The Commonwealth Scientific and Industrial Research Organisation (CSIRO) made the finding when it compared the capabilities of its commercial heuristic search engine Panoptic - developed at the Advanced Computational Systems Cooperative Research Centre — with those used on enterprise-scale Web sites.
"One of the main reasons why people are happy with Google searches than with the search engines on the Web a few years ago is because of Google's ability to home in on the homepage of an organisation," CSIRO information retrieval expert Dr David Hawking told ZDNet Australia . For example, typing "Microsoft" into Google will result in the Microsoft Corporation's home page coming up in the number one rank.
"We've analysed query logs from a number of organisations and found there's quite a high proportion of navigational query submitted within Web sites," said Hawking. "For example, in the Sony site a visitor might type in the name of the product. In each case they're looking for the entry page to the site that is the entry page for that topic."
As most Internet users are probably aware, the search engine used on a company's site often does not return the most appropriate page. Hawking said this was because the engines were restricted to searching text within a Web page. Earlier Web search engines had similar problems, which Google improved by ranking pages based on incoming links, anchor texts and URL structures, among other things.
"We've used similar technology and worked out which ones are effective within a typical organisation," said Hawking. He emphasised the importance of an effective search engine to businesses.
"There is plenty of research to show that return on investment from Web sites is highly dependent on how efficiently that site can be searched for information and services - missed hits mean lost customers," said Hawking. "It is crucial to an organisation's business to have the right page appear in the top five, preferably at number one, when a customer is searching for information."
There are also ways to optimise Web sites for search engines. One of the reasons heuristic search engines such as Hawking's own Panoptic find it difficult to rank pages in the most appropriate order is their poor use of content management systems.

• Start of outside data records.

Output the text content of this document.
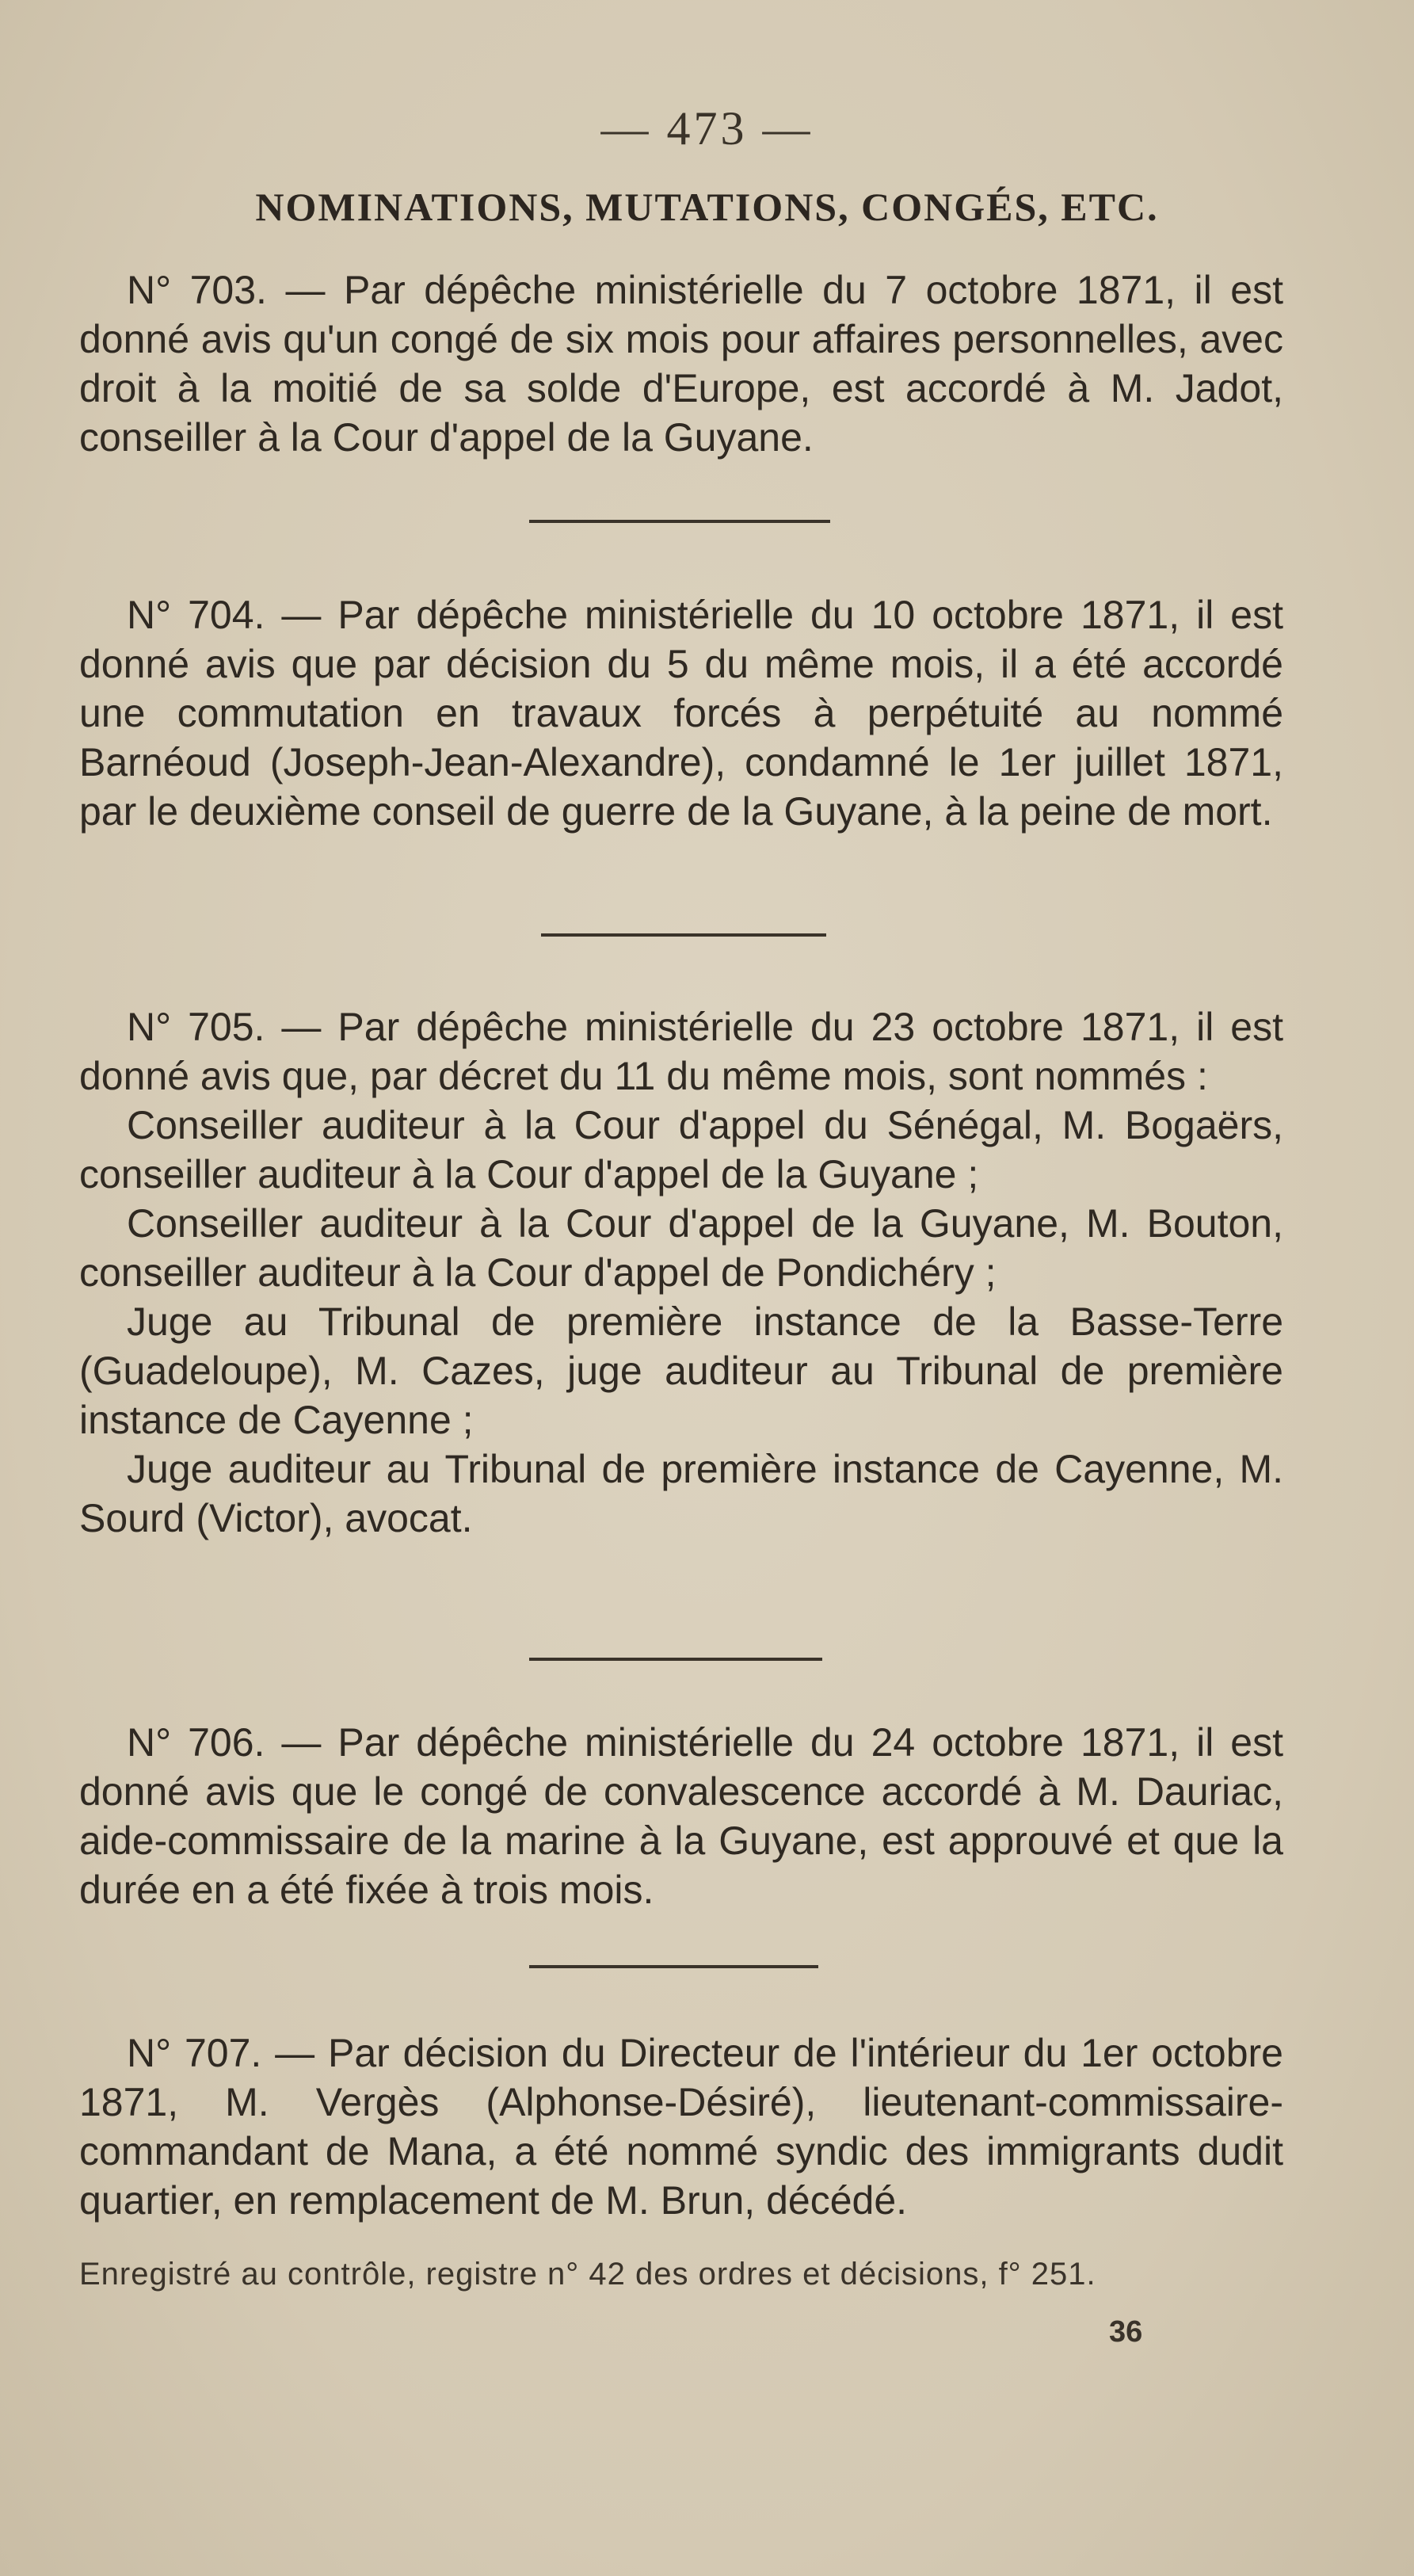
— 473 —
NOMINATIONS, MUTATIONS, CONGÉS, ETC.

N° 703. — Par dépêche ministérielle du 7 octobre 1871, il est donné avis qu'un congé de six mois pour affaires personnelles, avec droit à la moitié de sa solde d'Europe, est accordé à M. Jadot, conseiller à la Cour d'appel de la Guyane.

N° 704. — Par dépêche ministérielle du 10 octobre 1871, il est donné avis que par décision du 5 du même mois, il a été accordé une commutation en travaux forcés à perpétuité au nommé Barnéoud (Joseph-Jean-Alexandre), condamné le 1er juillet 1871, par le deuxième conseil de guerre de la Guyane, à la peine de mort.

N° 705. — Par dépêche ministérielle du 23 octobre 1871, il est donné avis que, par décret du 11 du même mois, sont nommés :

Conseiller auditeur à la Cour d'appel du Sénégal, M. Bogaërs, conseiller auditeur à la Cour d'appel de la Guyane ;

Conseiller auditeur à la Cour d'appel de la Guyane, M. Bouton, conseiller auditeur à la Cour d'appel de Pondichéry ;

Juge au Tribunal de première instance de la Basse-Terre (Guadeloupe), M. Cazes, juge auditeur au Tribunal de première instance de Cayenne ;

Juge auditeur au Tribunal de première instance de Cayenne, M. Sourd (Victor), avocat.

N° 706. — Par dépêche ministérielle du 24 octobre 1871, il est donné avis que le congé de convalescence accordé à M. Dauriac, aide-commissaire de la marine à la Guyane, est approuvé et que la durée en a été fixée à trois mois.

N° 707. — Par décision du Directeur de l'intérieur du 1er octobre 1871, M. Vergès (Alphonse-Désiré), lieutenant-commissaire-commandant de Mana, a été nommé syndic des immigrants dudit quartier, en remplacement de M. Brun, décédé.

Enregistré au contrôle, registre n° 42 des ordres et décisions, f° 251.
36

Hawking agrees content management systems are good, but if left on the default setting they typically publish pages with URLs such as "http://www.drugemporium.com/cec/cstage?eccookie=@eccookie@&ecaction=de_ecwalkin&template=de_walkin.en.htm."

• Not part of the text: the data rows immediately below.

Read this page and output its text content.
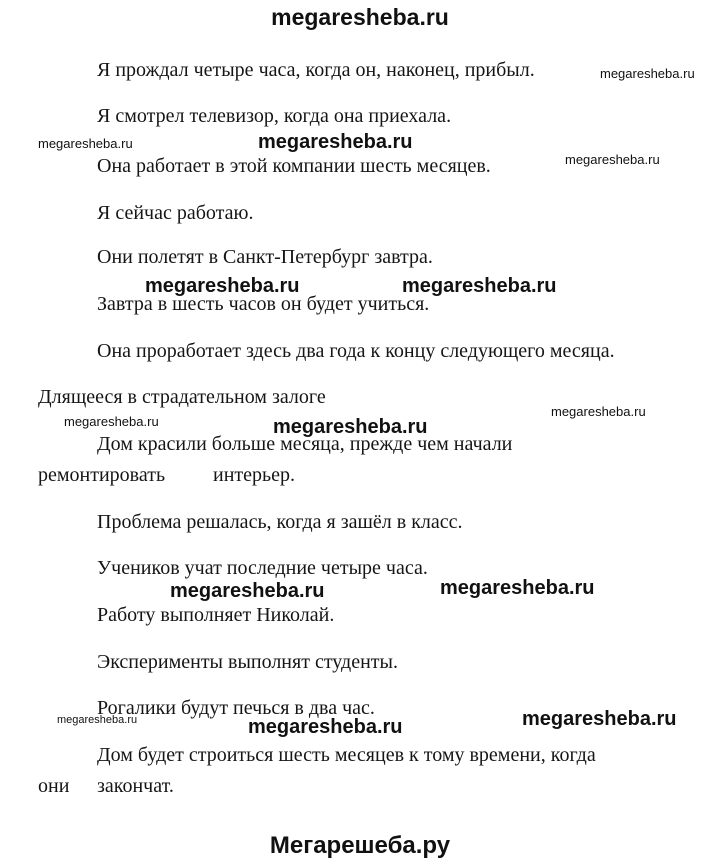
megaresheba.ru
Я прождал четыре часа, когда он, наконец, прибыл.
Я смотрел телевизор, когда она приехала.
Она работает в этой компании шесть месяцев.
Я сейчас работаю.
Они полетят в Санкт-Петербург завтра.
Завтра в шесть часов он будет учиться.
Она проработает здесь два года к концу следующего месяца.
Длящееся в страдательном залоге
Дом красили больше месяца, прежде чем начали
ремонтировать интерьер.
Проблема решалась, когда я зашёл в класс.
Учеников учат последние четыре часа.
Работу выполняет Николай.
Эксперименты выполнят студенты.
Рогалики будут печься в два час.
Дом будет строиться шесть месяцев к тому времени, когда
они закончат.
megaresheba.ru
megaresheba.ru	megaresheba.ru
megaresheba.ru
megaresheba.ru	megaresheba.ru
megaresheba.ru	megaresheba.ru
megaresheba.ru
megaresheba.ru	megaresheba.ru
megaresheba.ru	megaresheba.ru	megaresheba.ru
Мегарешеба.ру
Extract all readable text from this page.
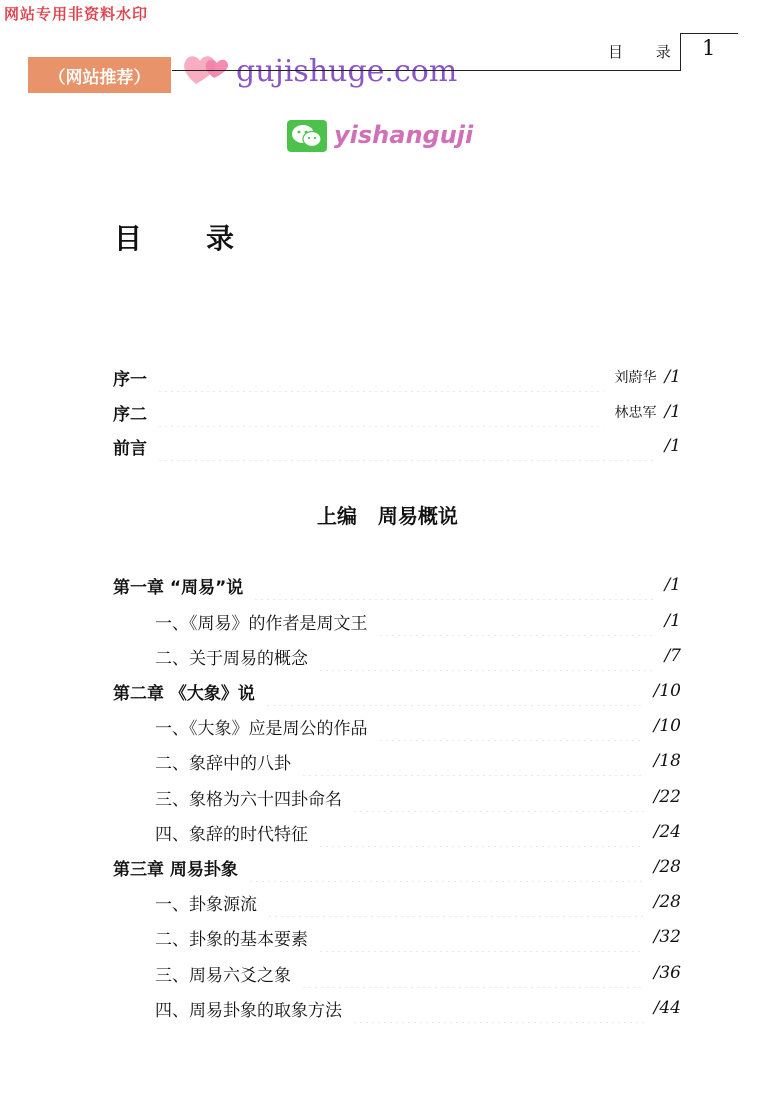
网站专用非资料水印
（网站推荐）	gujishuge.com
yishanguji
目 录 1
目录
序一	刘蔚华 /1
序二	林忠军 /1
前言	/1
上编   周易概说
第一章 “周易”说	/1
一、《周易》的作者是周文王	/1
二、关于周易的概念	/7
第二章 《大象》说	/10
一、《大象》应是周公的作品	/10
二、象辞中的八卦	/18
三、象格为六十四卦命名	/22
四、象辞的时代特征	/24
第三章 周易卦象	/28
一、卦象源流	/28
二、卦象的基本要素	/32
三、周易六爻之象	/36
四、周易卦象的取象方法	/44
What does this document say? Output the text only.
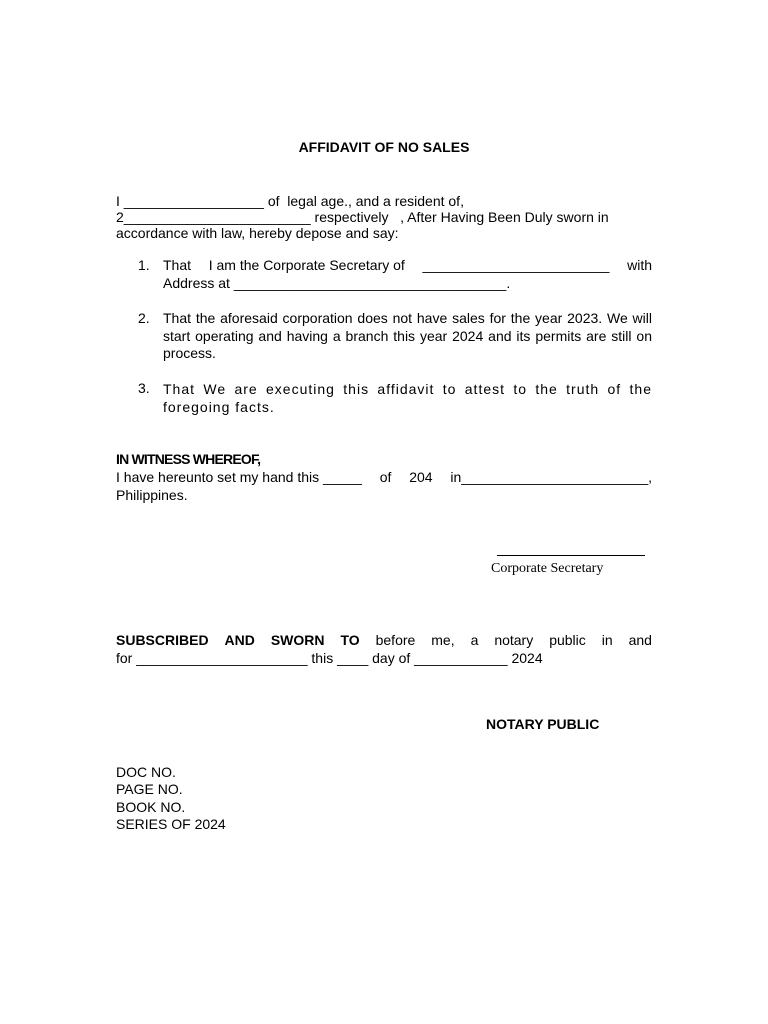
AFFIDAVIT OF NO SALES
I __________________ of  legal age., and a resident of,
2________________________ respectively   , After Having Been Duly sworn in
accordance with law, hereby depose and say:
1. That I am the Corporate Secretary of ________________________ with
Address at ___________________________________.
2. That the aforesaid corporation does not have sales for the year 2023. We will start operating and having a branch this year 2024 and its permits are still on process.
3. That We are executing this affidavit to attest to the truth of the foregoing facts.
IN WITNESS WHEREOF,
I have hereunto set my hand this _____ of 204 in________________________,
Philippines.
Corporate Secretary
SUBSCRIBED AND SWORN TO before me, a notary public in and
for ______________________ this ____ day of ____________ 2024
NOTARY PUBLIC
DOC NO.
PAGE NO.
BOOK NO.
SERIES OF 2024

These URLs make ranking pages difficult, since the heuristic engines cannot use the structure of the URL to allocate importance to a page. Hawking advises that companies make a conscious effort to create sensible URLs, touting as an added benefit the fact that more people will link to a page if they understand how the URL works than if it is gibberish.
"If you have a well organised site like www.anu.edu.ua/physics/1styear.html, that [URL] contains useful information for people using the site and makes it easier for search engines," said Hawking. "People are more likely to link to a logical URL than a 40 digit ID."
He said they could advise companies how to optimise their sites for use with the Panoptic search engine, with the added benefit it would also be optimised for Google.